Saturday, June 5, 2010

Landing in Texas.

So, I was so very excited when I got the acceptance call. But ever since officially quitting my job, I've been feeling very nervous and homesick (even though I was at home). Someone once said to me that he was afraid of being forgotten--he was gone for a week but during that time I wrote a email to him everyday.

I guess that might have been some of my fear.

The reason why I wanted to go to Texas and fully experience this opportunity is because it would the first true act of my independence, the final cut in the umbilical cord. I wanted to prove that I could be by myself, but I guess I never realized how lonely being by myself is. As I told David--while sitting in the car waiting for the van to pick me up and take me to the Twin Cities airport---It's like I'm all alone again. I told him it was like we were breaking up, the bluntly honest jerk agreed. I was scared everyone would forget me and he just confirmed it. But he made up for it in hugs.

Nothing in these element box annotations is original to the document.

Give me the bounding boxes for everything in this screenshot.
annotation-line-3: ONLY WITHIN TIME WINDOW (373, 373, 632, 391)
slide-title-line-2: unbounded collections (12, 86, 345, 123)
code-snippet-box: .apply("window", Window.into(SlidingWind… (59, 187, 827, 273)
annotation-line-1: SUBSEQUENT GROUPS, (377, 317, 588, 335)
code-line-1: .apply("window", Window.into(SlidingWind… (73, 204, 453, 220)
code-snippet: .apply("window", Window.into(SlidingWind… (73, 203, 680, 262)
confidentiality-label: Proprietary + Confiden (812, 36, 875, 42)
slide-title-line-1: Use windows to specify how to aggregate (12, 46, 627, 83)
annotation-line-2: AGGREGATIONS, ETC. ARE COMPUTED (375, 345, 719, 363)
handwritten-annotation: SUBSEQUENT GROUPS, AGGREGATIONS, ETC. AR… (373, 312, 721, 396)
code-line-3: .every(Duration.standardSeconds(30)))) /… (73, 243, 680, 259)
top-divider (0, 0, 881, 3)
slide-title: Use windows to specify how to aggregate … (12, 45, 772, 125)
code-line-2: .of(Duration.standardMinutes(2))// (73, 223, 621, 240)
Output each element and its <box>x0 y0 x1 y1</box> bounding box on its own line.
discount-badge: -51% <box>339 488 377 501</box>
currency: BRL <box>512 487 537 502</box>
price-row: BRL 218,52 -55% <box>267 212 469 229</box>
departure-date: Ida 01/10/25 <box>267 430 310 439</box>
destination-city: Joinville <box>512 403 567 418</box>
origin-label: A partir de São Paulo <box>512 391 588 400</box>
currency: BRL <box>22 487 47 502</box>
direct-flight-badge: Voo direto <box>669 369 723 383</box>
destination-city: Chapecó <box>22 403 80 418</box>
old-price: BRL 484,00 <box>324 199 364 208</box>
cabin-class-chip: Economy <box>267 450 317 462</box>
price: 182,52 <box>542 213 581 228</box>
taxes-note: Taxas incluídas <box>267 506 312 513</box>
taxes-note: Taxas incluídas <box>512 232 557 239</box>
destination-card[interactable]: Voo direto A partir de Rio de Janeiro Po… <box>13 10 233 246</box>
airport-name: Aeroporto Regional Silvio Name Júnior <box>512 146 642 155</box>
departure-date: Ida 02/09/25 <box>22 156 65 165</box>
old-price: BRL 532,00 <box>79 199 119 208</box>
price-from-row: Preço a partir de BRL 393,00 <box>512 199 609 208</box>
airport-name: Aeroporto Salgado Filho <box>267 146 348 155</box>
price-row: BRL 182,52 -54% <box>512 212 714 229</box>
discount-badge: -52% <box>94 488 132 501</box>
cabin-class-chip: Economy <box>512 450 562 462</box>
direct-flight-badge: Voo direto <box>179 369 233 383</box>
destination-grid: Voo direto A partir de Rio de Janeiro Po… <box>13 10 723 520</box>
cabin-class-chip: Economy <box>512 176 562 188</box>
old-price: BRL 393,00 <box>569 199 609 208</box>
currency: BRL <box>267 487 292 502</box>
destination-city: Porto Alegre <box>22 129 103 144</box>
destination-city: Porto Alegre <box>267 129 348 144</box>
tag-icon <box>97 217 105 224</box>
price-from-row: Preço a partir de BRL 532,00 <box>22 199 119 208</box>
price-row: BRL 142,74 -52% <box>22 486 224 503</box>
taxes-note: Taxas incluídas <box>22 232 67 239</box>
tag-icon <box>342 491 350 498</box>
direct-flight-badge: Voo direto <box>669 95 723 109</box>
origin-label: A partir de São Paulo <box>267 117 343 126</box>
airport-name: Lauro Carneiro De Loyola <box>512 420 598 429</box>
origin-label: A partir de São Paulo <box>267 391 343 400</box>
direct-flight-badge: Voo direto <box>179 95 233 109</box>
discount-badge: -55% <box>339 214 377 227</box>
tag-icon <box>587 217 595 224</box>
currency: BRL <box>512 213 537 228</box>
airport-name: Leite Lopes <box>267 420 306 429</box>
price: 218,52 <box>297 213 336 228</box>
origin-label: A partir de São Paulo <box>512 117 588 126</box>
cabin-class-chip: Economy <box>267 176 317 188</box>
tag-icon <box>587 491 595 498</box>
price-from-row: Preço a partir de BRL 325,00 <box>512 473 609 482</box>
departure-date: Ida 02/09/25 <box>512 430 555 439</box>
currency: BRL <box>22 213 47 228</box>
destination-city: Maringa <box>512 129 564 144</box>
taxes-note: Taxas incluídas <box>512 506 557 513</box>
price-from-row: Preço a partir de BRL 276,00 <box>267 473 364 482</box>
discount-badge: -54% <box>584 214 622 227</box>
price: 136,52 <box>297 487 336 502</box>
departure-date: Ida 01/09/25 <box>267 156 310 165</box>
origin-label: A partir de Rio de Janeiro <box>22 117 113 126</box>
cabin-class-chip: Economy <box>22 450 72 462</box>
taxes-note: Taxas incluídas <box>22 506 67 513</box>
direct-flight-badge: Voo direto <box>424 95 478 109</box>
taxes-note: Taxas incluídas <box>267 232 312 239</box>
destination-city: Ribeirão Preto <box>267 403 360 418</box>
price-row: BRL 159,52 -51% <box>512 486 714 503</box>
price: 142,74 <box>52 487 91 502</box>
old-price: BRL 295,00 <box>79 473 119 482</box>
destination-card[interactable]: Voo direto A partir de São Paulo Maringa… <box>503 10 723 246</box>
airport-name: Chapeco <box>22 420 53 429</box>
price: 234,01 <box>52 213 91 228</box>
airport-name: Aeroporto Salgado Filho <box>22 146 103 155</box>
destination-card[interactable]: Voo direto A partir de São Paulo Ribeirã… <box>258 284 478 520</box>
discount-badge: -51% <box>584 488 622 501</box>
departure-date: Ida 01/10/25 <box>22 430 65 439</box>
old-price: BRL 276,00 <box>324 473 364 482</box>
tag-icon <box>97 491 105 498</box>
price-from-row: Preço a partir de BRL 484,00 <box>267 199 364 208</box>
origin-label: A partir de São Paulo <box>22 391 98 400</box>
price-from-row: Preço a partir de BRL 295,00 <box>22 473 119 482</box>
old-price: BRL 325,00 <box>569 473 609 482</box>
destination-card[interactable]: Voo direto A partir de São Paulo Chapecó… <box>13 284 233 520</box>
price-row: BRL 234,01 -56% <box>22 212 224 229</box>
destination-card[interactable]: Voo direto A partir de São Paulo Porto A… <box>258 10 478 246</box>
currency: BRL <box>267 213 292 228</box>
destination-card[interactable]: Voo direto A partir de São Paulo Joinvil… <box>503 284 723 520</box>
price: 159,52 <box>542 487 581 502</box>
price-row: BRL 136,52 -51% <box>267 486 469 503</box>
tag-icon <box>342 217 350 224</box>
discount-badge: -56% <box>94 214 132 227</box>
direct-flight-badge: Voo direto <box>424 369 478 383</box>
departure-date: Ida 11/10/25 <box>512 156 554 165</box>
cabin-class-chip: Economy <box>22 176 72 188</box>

Right now I'm sitting in my dorm, waiting for AT-Andy to get off work so we can meet and get dinner. I've tided over with some cookies and cheetos I bought from the supermarket down the road--unfortunately they didn't carry a pillow so I'll be pillowless for a bit. Why is it that something as simple as a pillow further emphasizes how far I am from home? TT_TT

1 comment:

ELN said...

I still love you. =3 Distance makes the heart grow fonder? Howzat for triteness? Eheh.